Have a look at this demonstration of the importance of volume:

The following graphic and the video I just showed you are both from Andy Lee Robinson:

If we look at volume rather than surface area over time, in a graph from here, we get something like this:

Each of the colored ringoids on this graph is a decadal average of ice volume around the seasonal cycle. The drop in volume each year is a function of both decreased ice formation in the summer and decrease in volume, but the latter, volume, is driving the change you see here. Noticed that each decade has less ice volume than the previous decade. Also noice that the 2000-2009 decade is dramatically smaller in volume than the previous decades, and the last few years have at least the same amount of decrease. This shows that the dramatic drop in Arctic sea ice may be a thing that has been happening both very recently and for enough years that the 10-year rule of thumb may already apply. We’ll see what happens over the next few years.

Arctic Ice Loss

You all know that the Arctic Ice melts more each summer than ever before. In a few years, the Arctic will be ice free during the summer. The rate of annual melting is greater than expected even just a few years ago. Please note that the increasing melt of Arctic sea ice does not bode well for the associated Greenland Ice Sheet which is also showing signs of melting at a higher rate than expected. The melting of Arctic sea ice has a number of important environmental implications, but the melting of the Greenland Glacier has that plus more; it will contribute significantly to sea level rise.

Several days ago the National Environment Research Council of the UK put out some new information from the European Space Agency’s CryoSat-2 satellite program:

Arctic sea ice volume has declined by 36 per cent in the autumn and 9 per cent in the winter between 2003 and 2012, a UK-led team of scientists has discovered.

Researchers used new data from the European Space Agency’s CryoSat-2 satellite spanning 2010 to 2012, and data from NASA’s ICESat satellite from 2003 to 2008 to estimate the volume of sea ice in the Arctic.

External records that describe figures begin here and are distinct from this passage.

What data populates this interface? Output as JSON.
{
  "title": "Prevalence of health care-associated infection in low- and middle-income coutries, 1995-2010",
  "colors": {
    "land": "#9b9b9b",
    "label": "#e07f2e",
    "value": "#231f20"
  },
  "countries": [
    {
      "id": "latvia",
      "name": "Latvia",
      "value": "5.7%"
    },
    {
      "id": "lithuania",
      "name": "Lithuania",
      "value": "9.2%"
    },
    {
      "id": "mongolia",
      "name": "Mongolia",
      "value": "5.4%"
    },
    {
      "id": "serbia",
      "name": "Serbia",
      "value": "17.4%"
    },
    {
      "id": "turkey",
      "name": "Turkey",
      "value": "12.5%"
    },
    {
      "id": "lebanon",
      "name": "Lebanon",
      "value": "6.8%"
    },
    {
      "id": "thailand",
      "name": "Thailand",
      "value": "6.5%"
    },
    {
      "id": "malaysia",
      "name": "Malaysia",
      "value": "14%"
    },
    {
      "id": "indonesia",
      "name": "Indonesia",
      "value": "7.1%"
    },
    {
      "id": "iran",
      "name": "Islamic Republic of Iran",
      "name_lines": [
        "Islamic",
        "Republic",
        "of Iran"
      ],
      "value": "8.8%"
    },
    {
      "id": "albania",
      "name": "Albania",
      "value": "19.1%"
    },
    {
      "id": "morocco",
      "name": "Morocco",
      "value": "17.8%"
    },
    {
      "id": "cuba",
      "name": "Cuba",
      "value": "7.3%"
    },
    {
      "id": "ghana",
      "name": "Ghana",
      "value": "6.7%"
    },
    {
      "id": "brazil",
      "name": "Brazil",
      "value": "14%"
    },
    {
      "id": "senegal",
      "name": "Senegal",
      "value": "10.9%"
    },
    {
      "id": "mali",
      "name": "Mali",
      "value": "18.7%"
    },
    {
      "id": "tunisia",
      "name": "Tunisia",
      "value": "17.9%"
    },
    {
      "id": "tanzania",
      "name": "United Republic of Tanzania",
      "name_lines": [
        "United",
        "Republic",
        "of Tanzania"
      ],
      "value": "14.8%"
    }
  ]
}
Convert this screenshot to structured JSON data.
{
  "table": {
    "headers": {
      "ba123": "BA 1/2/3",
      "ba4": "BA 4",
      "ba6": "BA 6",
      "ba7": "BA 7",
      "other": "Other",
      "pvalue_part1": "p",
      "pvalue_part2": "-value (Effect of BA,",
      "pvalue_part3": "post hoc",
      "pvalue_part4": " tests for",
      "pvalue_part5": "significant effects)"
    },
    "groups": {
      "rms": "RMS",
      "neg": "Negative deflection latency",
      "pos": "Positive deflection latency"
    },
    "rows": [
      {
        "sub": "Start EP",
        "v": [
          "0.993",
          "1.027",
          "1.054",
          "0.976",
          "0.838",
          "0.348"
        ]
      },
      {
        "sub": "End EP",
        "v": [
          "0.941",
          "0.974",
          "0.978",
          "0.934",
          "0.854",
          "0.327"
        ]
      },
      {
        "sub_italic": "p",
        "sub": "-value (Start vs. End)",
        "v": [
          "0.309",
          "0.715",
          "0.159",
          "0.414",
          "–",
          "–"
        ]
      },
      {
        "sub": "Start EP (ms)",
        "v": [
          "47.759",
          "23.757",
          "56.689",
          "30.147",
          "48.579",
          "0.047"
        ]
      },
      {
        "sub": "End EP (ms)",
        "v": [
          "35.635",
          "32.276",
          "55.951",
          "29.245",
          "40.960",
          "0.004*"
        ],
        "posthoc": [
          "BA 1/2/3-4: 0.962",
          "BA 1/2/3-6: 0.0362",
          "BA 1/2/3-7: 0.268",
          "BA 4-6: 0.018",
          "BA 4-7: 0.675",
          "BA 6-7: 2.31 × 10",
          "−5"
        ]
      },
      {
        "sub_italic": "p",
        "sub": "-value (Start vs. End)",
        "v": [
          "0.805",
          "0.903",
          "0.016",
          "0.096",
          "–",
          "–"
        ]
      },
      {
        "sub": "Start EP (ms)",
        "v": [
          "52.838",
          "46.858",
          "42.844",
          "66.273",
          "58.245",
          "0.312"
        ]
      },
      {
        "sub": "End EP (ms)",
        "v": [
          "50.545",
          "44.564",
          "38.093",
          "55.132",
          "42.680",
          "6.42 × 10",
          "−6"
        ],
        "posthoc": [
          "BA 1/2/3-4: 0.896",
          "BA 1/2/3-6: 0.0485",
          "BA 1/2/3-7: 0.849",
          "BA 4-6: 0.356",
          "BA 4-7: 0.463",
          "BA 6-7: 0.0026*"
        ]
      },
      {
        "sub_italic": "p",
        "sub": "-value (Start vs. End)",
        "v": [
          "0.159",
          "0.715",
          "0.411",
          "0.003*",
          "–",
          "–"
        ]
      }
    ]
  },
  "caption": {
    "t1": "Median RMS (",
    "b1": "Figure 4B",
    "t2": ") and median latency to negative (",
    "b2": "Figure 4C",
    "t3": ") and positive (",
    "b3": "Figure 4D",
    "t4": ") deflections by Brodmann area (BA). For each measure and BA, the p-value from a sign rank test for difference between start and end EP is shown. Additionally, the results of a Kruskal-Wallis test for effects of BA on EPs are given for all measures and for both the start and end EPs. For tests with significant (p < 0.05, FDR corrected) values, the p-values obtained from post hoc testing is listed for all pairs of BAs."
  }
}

They found that from 2003 to 2008, autumn volumes of ice averaged 11,900 km3. But from 2010 to 2012, the average volume had dropped to 7,600 km3 – a decline of 4,300 km3. The average ice volume in the winter from 2003 to 2008 was 16,300 km3, dropping to 14,800 km3 between 2010 and 2012 – a difference of 1,500 km3.

The most important thing here is the decrease in volume, which really means a decrease in thickness, of the sea ice. The ice in the Arctic partially melts every year, then refreezes. Much of the ice, in the past, never melted, and served as the base for new winter ice every year as we cycle through the seasons. But over the last few years, this “old ice” has been disappearing. This results in changes to sea temperatures, reflection of sunlight, and air temperatures which, in turn, change the nature of the northern end of the overall system of global air currents. The result of his has been a change in the relationship between more southerly air currents that are part of the process of moving heat from the equator (where the effects of the sun are stronger) towards the poles. The result of this has been a change in the nature, distribution, and typical movement patterns of cold air masses, warm air masses, and storm. Thus, extreme cold snaps in the northerly range of where people live in the Northern Hemisphere, and heat waves to the south of this, the formation of more severe northerly storm, and, apparently, the higher chance of severe North Atlantic storms slamming into highly populated areas of North America.

Here’s a video explaining one important aspect of the new findings, from Climate Nexus (Hat tip MNM)

The video is not entirely accurate. We should not forget Polar Bears! And, scientists are less hapless in their understanding of the implications of ice melt than the video suggests (see commentary above).